I pulled the bike up to the porch, just ahead of the impending downpour. I was out of breath, muscles trembling from the all-out effort of the last five miles. I executed a near flawless flying dismount, shouldered the bike, and vaulted up the steps, just seconds ahead of the deluge.
Harry was standing there, a cigarette dangling from his mouth. “How was it?” He asked.
How was it? I’ll tell you how it was!
I’d started riding fairly late in the day. It was hot, and I was sweat blinded as I stopped at the very first traffic light. The bike wasn’t shifting right. It kept jumping right past second gear. I’d try to shift back down to it, and it would skip down to first. When I tried for second again, it would skip up to fourth. Grr.
About four miles outside of town, I flatted. On the rear. I was running sew-ups then. Big fun. And, of course, there was no shade readily available. But I was determined to get this ride in.
I found the offending bit of glass, marked the spot, and went to work repairing the thing. In those days I carried a patch kit, extra rim glue in a tube, a small sewing kit. After what seemed like two or three eternities, I had the thing back together, pumped up, and seemed to be holding.
One benefit from the flat stop. The bike seemed to be shifting better after the rear wheel was installed.
The long climb up Smith’s Hill had me really cooked. It was hot! Sweat pouring into my eyes. I was afraid to roll over the top. I couldn’t see. I knew the descent would cool me down, but I’d crash first. So I pulled to the side, put a foot down, dowsed my face with water and scrubbed at my eyes with my bandana. The descent was marvelous.

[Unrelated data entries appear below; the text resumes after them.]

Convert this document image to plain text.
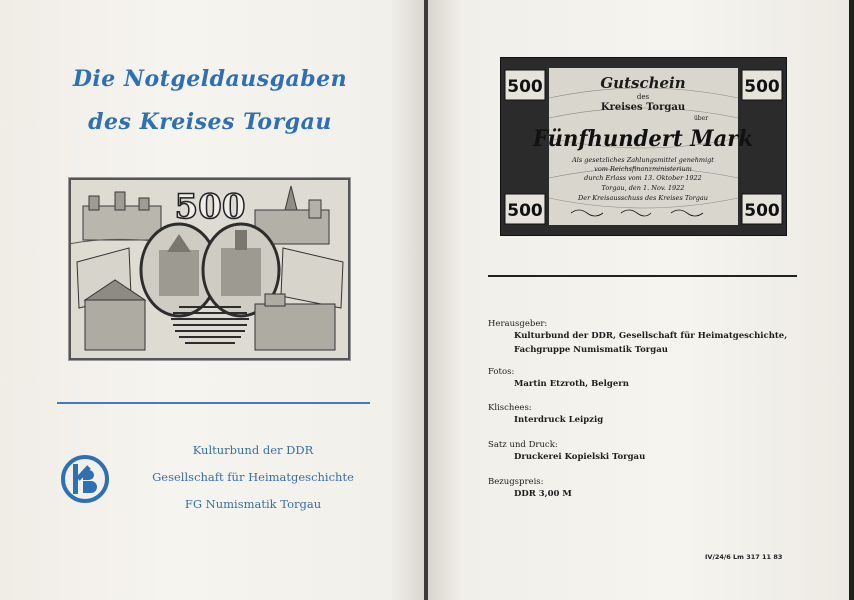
Die Notgeldausgaben
des Kreises Torgau
500
Kulturbund der DDR
Gesellschaft für Heimatgeschichte
FG Numismatik Torgau
500	500
500	500
Gutschein
des
Kreises Torgau
über
Fünfhundert Mark
Als gesetzliches Zahlungsmittel genehmigt
vom Reichsfinanzministerium
durch Erlass vom 13. Oktober 1922
Torgau, den 1. Nov. 1922
Der Kreisausschuss des Kreises Torgau
Herausgeber:
Kulturbund der DDR, Gesellschaft für Heimatgeschichte,
Fachgruppe Numismatik Torgau
Fotos:
Martin Etzroth, Belgern
Klischees:
Interdruck Leipzig
Satz und Druck:
Druckerei Kopielski Torgau
Bezugspreis:
DDR 3,00 M
IV/24/6 Lm 317 11 83
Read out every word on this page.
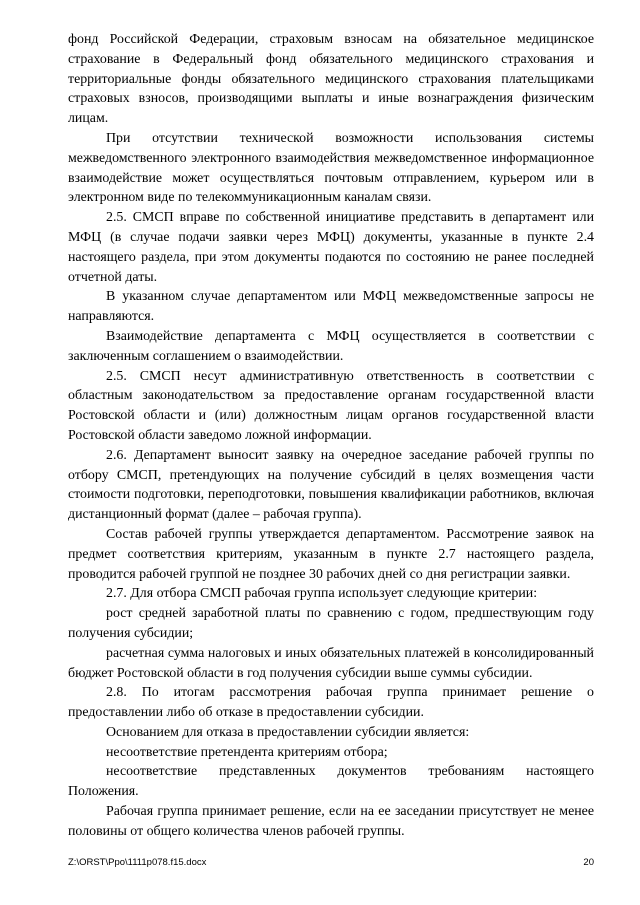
фонд Российской Федерации, страховым взносам на обязательное медицинское страхование в Федеральный фонд обязательного медицинского страхования и территориальные фонды обязательного медицинского страхования плательщиками страховых взносов, производящими выплаты и иные вознаграждения физическим лицам.

При отсутствии технической возможности использования системы межведомственного электронного взаимодействия межведомственное информационное взаимодействие может осуществляться почтовым отправлением, курьером или в электронном виде по телекоммуникационным каналам связи.

2.5. СМСП вправе по собственной инициативе представить в департамент или МФЦ (в случае подачи заявки через МФЦ) документы, указанные в пункте 2.4 настоящего раздела, при этом документы подаются по состоянию не ранее последней отчетной даты.

В указанном случае департаментом или МФЦ межведомственные запросы не направляются.

Взаимодействие департамента с МФЦ осуществляется в соответствии с заключенным соглашением о взаимодействии.

2.5. СМСП несут административную ответственность в соответствии с областным законодательством за предоставление органам государственной власти Ростовской области и (или) должностным лицам органов государственной власти Ростовской области заведомо ложной информации.

2.6. Департамент выносит заявку на очередное заседание рабочей группы по отбору СМСП, претендующих на получение субсидий в целях возмещения части стоимости подготовки, переподготовки, повышения квалификации работников, включая дистанционный формат (далее – рабочая группа).

Состав рабочей группы утверждается департаментом. Рассмотрение заявок на предмет соответствия критериям, указанным в пункте 2.7 настоящего раздела, проводится рабочей группой не позднее 30 рабочих дней со дня регистрации заявки.

2.7. Для отбора СМСП рабочая группа использует следующие критерии:

рост средней заработной платы по сравнению с годом, предшествующим году получения субсидии;

расчетная сумма налоговых и иных обязательных платежей в консолидированный бюджет Ростовской области в год получения субсидии выше суммы субсидии.

2.8. По итогам рассмотрения рабочая группа принимает решение о предоставлении либо об отказе в предоставлении субсидии.

Основанием для отказа в предоставлении субсидии является:

несоответствие претендента критериям отбора;

несоответствие представленных документов требованиям настоящего Положения.

Рабочая группа принимает решение, если на ее заседании присутствует не менее половины от общего количества членов рабочей группы.

Z:\ORST\Ppo\1111p078.f15.docx	20
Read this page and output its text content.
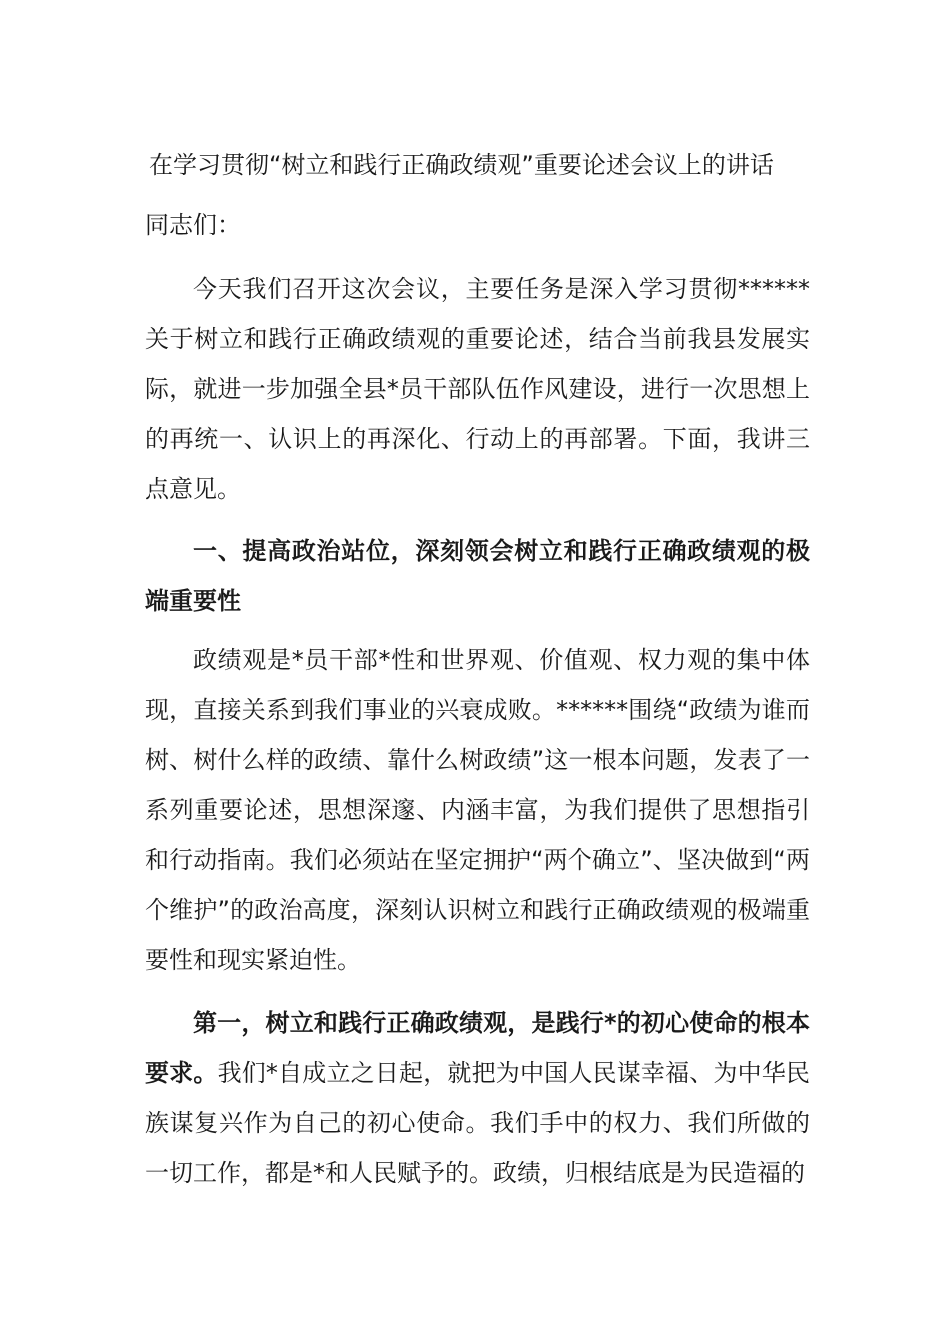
在学习贯彻“树立和践行正确政绩观”重要论述会议上的讲话
同志们：

今天我们召开这次会议，主要任务是深入学习贯彻******关于树立和践行正确政绩观的重要论述，结合当前我县发展实际，就进一步加强全县*员干部队伍作风建设，进行一次思想上的再统一、认识上的再深化、行动上的再部署。下面，我讲三点意见。

一、提高政治站位，深刻领会树立和践行正确政绩观的极端重要性

政绩观是*员干部*性和世界观、价值观、权力观的集中体现，直接关系到我们事业的兴衰成败。******围绕“政绩为谁而树、树什么样的政绩、靠什么树政绩”这一根本问题，发表了一系列重要论述，思想深邃、内涵丰富，为我们提供了思想指引和行动指南。我们必须站在坚定拥护“两个确立”、坚决做到“两个维护”的政治高度，深刻认识树立和践行正确政绩观的极端重要性和现实紧迫性。

第一，树立和践行正确政绩观，是践行*的初心使命的根本要求。我们*自成立之日起，就把为中国人民谋幸福、为中华民族谋复兴作为自己的初心使命。我们手中的权力、我们所做的一切工作，都是*和人民赋予的。政绩，归根结底是为民造福的
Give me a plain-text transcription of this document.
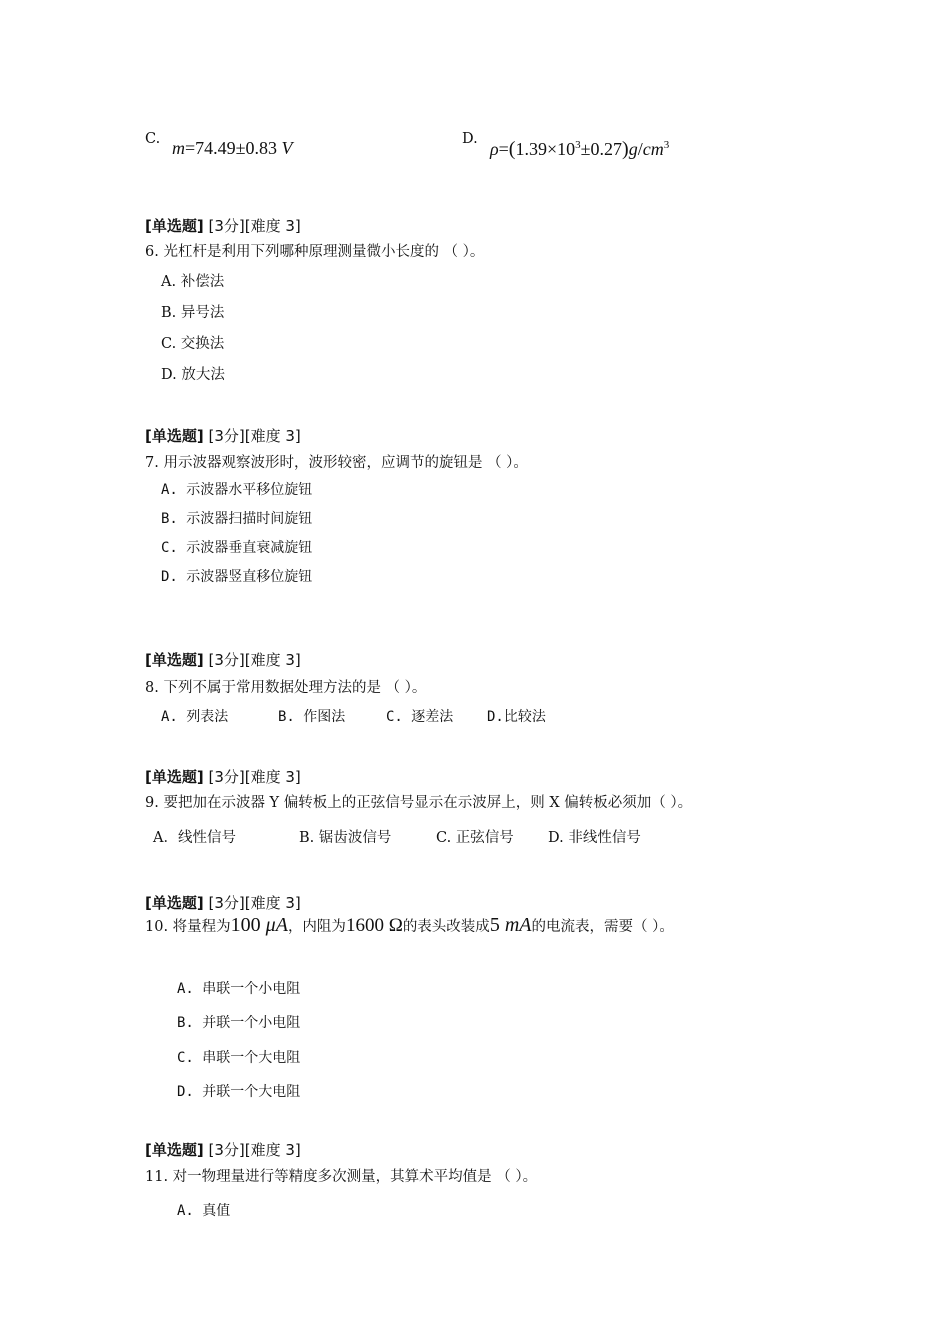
C. m=74.49±0.83 V	D. $\rho=(1.39\times 10^3\pm 0.27)g/cm^3$
[单选题] [3分][难度 3]
6. 光杠杆是利用下列哪种原理测量微小长度的 （ ）。
A. 补偿法
B. 异号法
C. 交换法
D. 放大法
[单选题] [3分][难度 3]
7. 用示波器观察波形时，波形较密，应调节的旋钮是 （ ）。
A. 示波器水平移位旋钮
B. 示波器扫描时间旋钮
C. 示波器垂直衰减旋钮
D. 示波器竖直移位旋钮
[单选题] [3分][难度 3]
8. 下列不属于常用数据处理方法的是 （ ）。
A. 列表法	B. 作图法	C. 逐差法 D.比较法
[单选题] [3分][难度 3]
9. 要把加在示波器 Y 偏转板上的正弦信号显示在示波屏上，则 X 偏转板必须加（ ）。
A．线性信号	B. 锯齿波信号	C. 正弦信号 D. 非线性信号
[单选题] [3分][难度 3]
10. 将量程为100 μA，内阻为1600 Ω的表头改装成5 mA的电流表，需要（ ）。
A. 串联一个小电阻
B. 并联一个小电阻
C. 串联一个大电阻
D. 并联一个大电阻
[单选题] [3分][难度 3]
11. 对一物理量进行等精度多次测量，其算术平均值是 （ ）。
A. 真值
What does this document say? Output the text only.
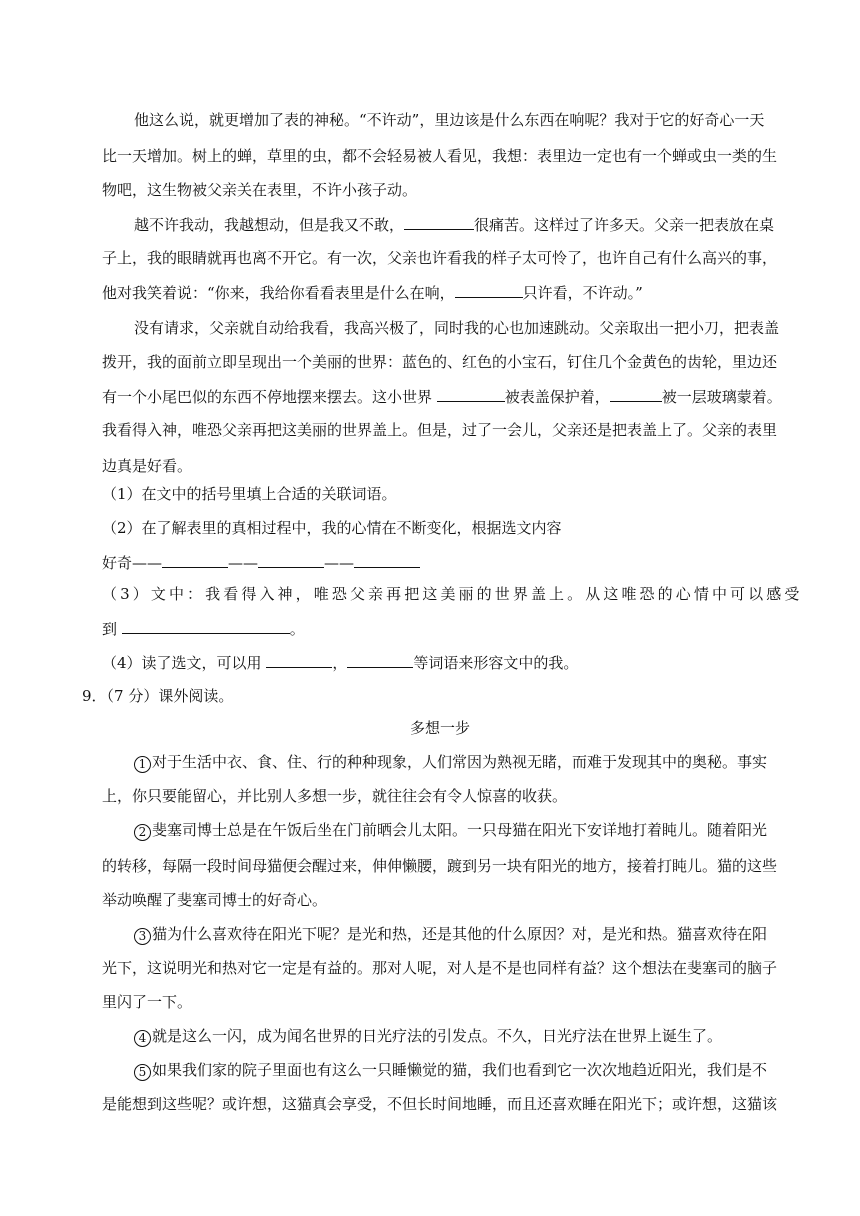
他这么说，就更增加了表的神秘。“不许动”，里边该是什么东西在响呢？我对于它的好奇心一天
比一天增加。树上的蝉，草里的虫，都不会轻易被人看见，我想：表里边一定也有一个蝉或虫一类的生
物吧，这生物被父亲关在表里，不许小孩子动。
越不许我动，我越想动，但是我又不敢，	很痛苦。这样过了许多天。父亲一把表放在桌
子上，我的眼睛就再也离不开它。有一次，父亲也许看我的样子太可怜了，也许自己有什么高兴的事，
他对我笑着说：“你来，我给你看看表里是什么在响，	只许看，不许动。”
没有请求，父亲就自动给我看，我高兴极了，同时我的心也加速跳动。父亲取出一把小刀，把表盖
拨开，我的面前立即呈现出一个美丽的世界：蓝色的、红色的小宝石，钉住几个金黄色的齿轮，里边还
有一个小尾巴似的东西不停地摆来摆去。这小世界	被表盖保护着，	被一层玻璃蒙着。
我看得入神，唯恐父亲再把这美丽的世界盖上。但是，过了一会儿，父亲还是把表盖上了。父亲的表里
边真是好看。
（1）在文中的括号里填上合适的关联词语。
（2）在了解表里的真相过程中，我的心情在不断变化，根据选文内容
好奇——	——	——
（3）文中：我看得入神，唯恐父亲再把这美丽的世界盖上。从这唯恐的心情中可以感受
到	。
（4）读了选文，可以用	，	等词语来形容文中的我。
9．（7 分）课外阅读。
多想一步
1 对于生活中衣、食、住、行的种种现象，人们常因为熟视无睹，而难于发现其中的奥秘。事实
上，你只要能留心，并比别人多想一步，就往往会有令人惊喜的收获。
2 斐塞司博士总是在午饭后坐在门前晒会儿太阳。一只母猫在阳光下安详地打着盹儿。随着阳光
的转移，每隔一段时间母猫便会醒过来，伸伸懒腰，踱到另一块有阳光的地方，接着打盹儿。猫的这些
举动唤醒了斐塞司博士的好奇心。
3 猫为什么喜欢待在阳光下呢？是光和热，还是其他的什么原因？对，是光和热。猫喜欢待在阳
光下，这说明光和热对它一定是有益的。那对人呢，对人是不是也同样有益？这个想法在斐塞司的脑子
里闪了一下。
4 就是这么一闪，成为闻名世界的日光疗法的引发点。不久，日光疗法在世界上诞生了。
5 如果我们家的院子里面也有这么一只睡懒觉的猫，我们也看到它一次次地趋近阳光，我们是不
是能想到这些呢？或许想，这猫真会享受，不但长时间地睡，而且还喜欢睡在阳光下；或许想，这猫该
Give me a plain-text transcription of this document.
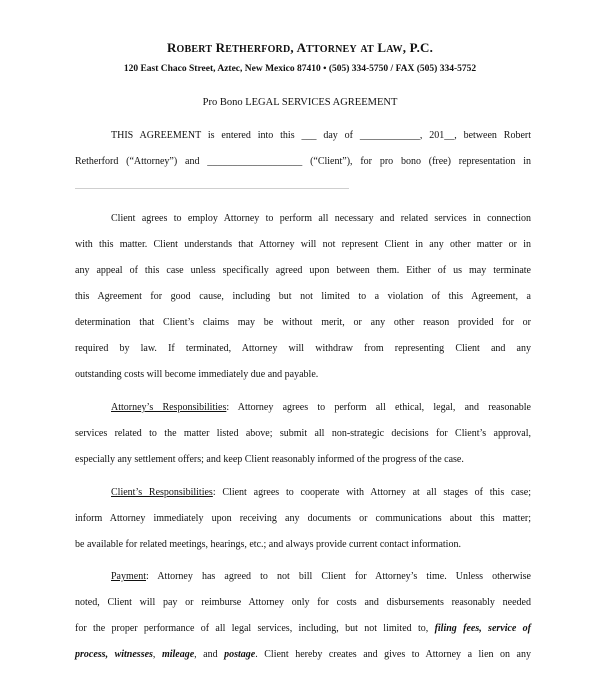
ROBERT RETHERFORD, ATTORNEY AT LAW, P.C.
120 East Chaco Street, Aztec, New Mexico 87410 • (505) 334-5750 / FAX (505) 334-5752
Pro Bono LEGAL SERVICES AGREEMENT

THIS AGREEMENT is entered into this ___ day of ____________, 201__, between Robert
Retherford (“Attorney”) and ___________________ (“Client”), for pro bono (free) representation in

Client agrees to employ Attorney to perform all necessary and related services in connection
with this matter. Client understands that Attorney will not represent Client in any other matter or in
any appeal of this case unless specifically agreed upon between them. Either of us may terminate
this Agreement for good cause, including but not limited to a violation of this Agreement, a
determination that Client’s claims may be without merit, or any other reason provided for or
required by law. If terminated, Attorney will withdraw from representing Client and any
outstanding costs will become immediately due and payable.

Attorney’s Responsibilities: Attorney agrees to perform all ethical, legal, and reasonable
services related to the matter listed above; submit all non-strategic decisions for Client’s approval,
especially any settlement offers; and keep Client reasonably informed of the progress of the case.

Client’s Responsibilities: Client agrees to cooperate with Attorney at all stages of this case;
inform Attorney immediately upon receiving any documents or communications about this matter;
be available for related meetings, hearings, etc.; and always provide current contact information.

Payment: Attorney has agreed to not bill Client for Attorney’s time. Unless otherwise
noted, Client will pay or reimburse Attorney only for costs and disbursements reasonably needed
for the proper performance of all legal services, including, but not limited to, filing fees, service of
process, witnesses, mileage, and postage. Client hereby creates and gives to Attorney a lien on any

About 25 miles into the ride, I ran out of water. I was in the middle of nowhere in particular. Five miles later, parched and gasping, I filled bottles at a spigot in a churchyard.
By then the clouds I been noticing seemed to start coalescing. Thunder was rumbling. We were gonna get some “widely scattered” alright.
I was working my way through a tight, narrow valley, with the sky turning ominous, when the front flatted. Nothing for it, but to go to work. Deliberate haste. Smooth and slow is fast. I was just packing the last of the tire repair gear when the bottom dropped out. Soaked to the bone and chilled to the core in an instant, I was.
The climb up out of the valley was brutal, rain hitting hard enough to hurt, visibility almost impossible. The descent down the other side was an exercise in flirtation with hypothermia.
As often happens in the mountains in August, the rain went away, just as I got to the bottom of the grade. The sun came out, and it was instantly a Turkish bath on the road. It was hot, incredibly humid, water and muck being thrown by passing cars and trucks. But, after an hour of this, I was dry (sort of) and not the least chilled. Time to turn for home.
Another long grinder of a climb, with the seat accumulating, lungs seared, legs growing trembly, that electric tingle in the arms, vision tunneling. A nice, but too short descent followed.
That descent almost got me. A tourist pulling a big Airstream trailer (a rig far too big for the Buick towing it) just about swatted me into the ditch.
Finally! Nothing but a five mile series of rollers to run, and I’d be home. Of course, the storm clouds were gathering again. After a mile the lightning was cracking and getting closer. Easy to tell this. See the flash and start counting seconds. One-one-thousand, two-one-thousand, three-one-thousand… Six seconds to the mile. Not much worry until the strikes are within three miles. That seemed to happen pretty quick. Still four miles to go, and the sky was black, and the lightning was hitting within a mile. Time to give it all I had…
“How was it?” Harry asked.
I paused and thought about it, then I replied, “It was great!”